Photo by Chris Liverani 

As we all know, most relationships between people, whether family, friends or business partners, will involve disagreements now and then. It is a reality that is easy, but potentially expensive, to overlook in business. If business owners accept this reality and commit to determining how partnership disputes will be resolved from the outset, they will be driving the train and not vice versa. For instance, the partners should discuss the possibility of including mediation or arbitration provisions in their governing documents, whether that includes an Operating Agreement, Partnership Agreement, Shareholder Agreement, a Buy Sell Contract, or a combination of governing documents. Mediation and arbitration are typically far more cost-effective options than litigation. Without mandating this resolution in a dispute in governing/formation documents there will be no requirement for the parties to engage in alternative dispute resolution.

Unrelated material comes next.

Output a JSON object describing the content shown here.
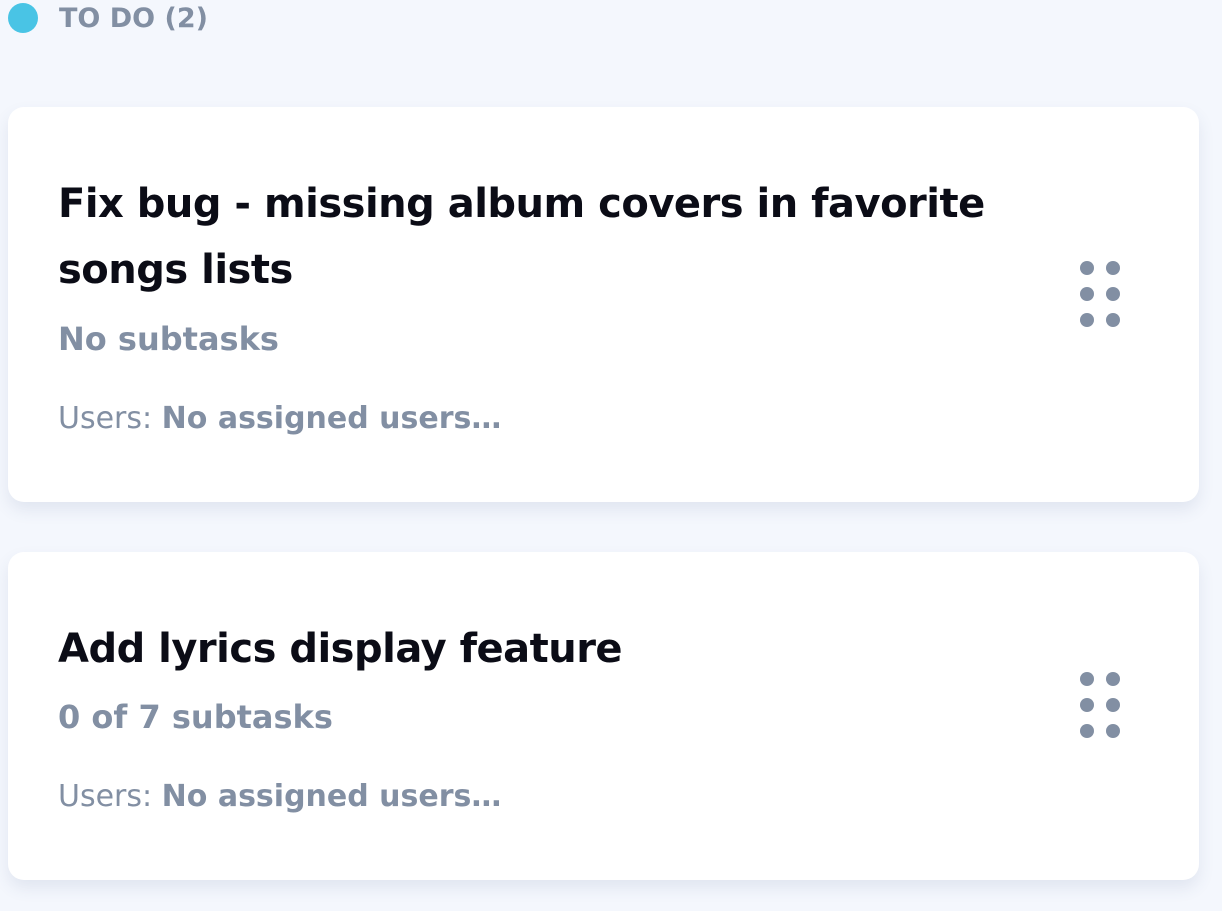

Other important issues to discuss in the planning phase include what will happen in the event one of the key owners becomes unable to perform his or her obligations to the business partnership, or decides to sell their interest in the business. If your business’ controlling documents don’t provide a roadmap to address these and other common issues, then you could end up with a new partner in the business that you can’t work with, don’t want to work with, or even worse, one who’s interests are not aligned with the well-being of the business. Many business partnerships have failed because of completely foreseeable events simply because the partners did not plan for worst case scenarios.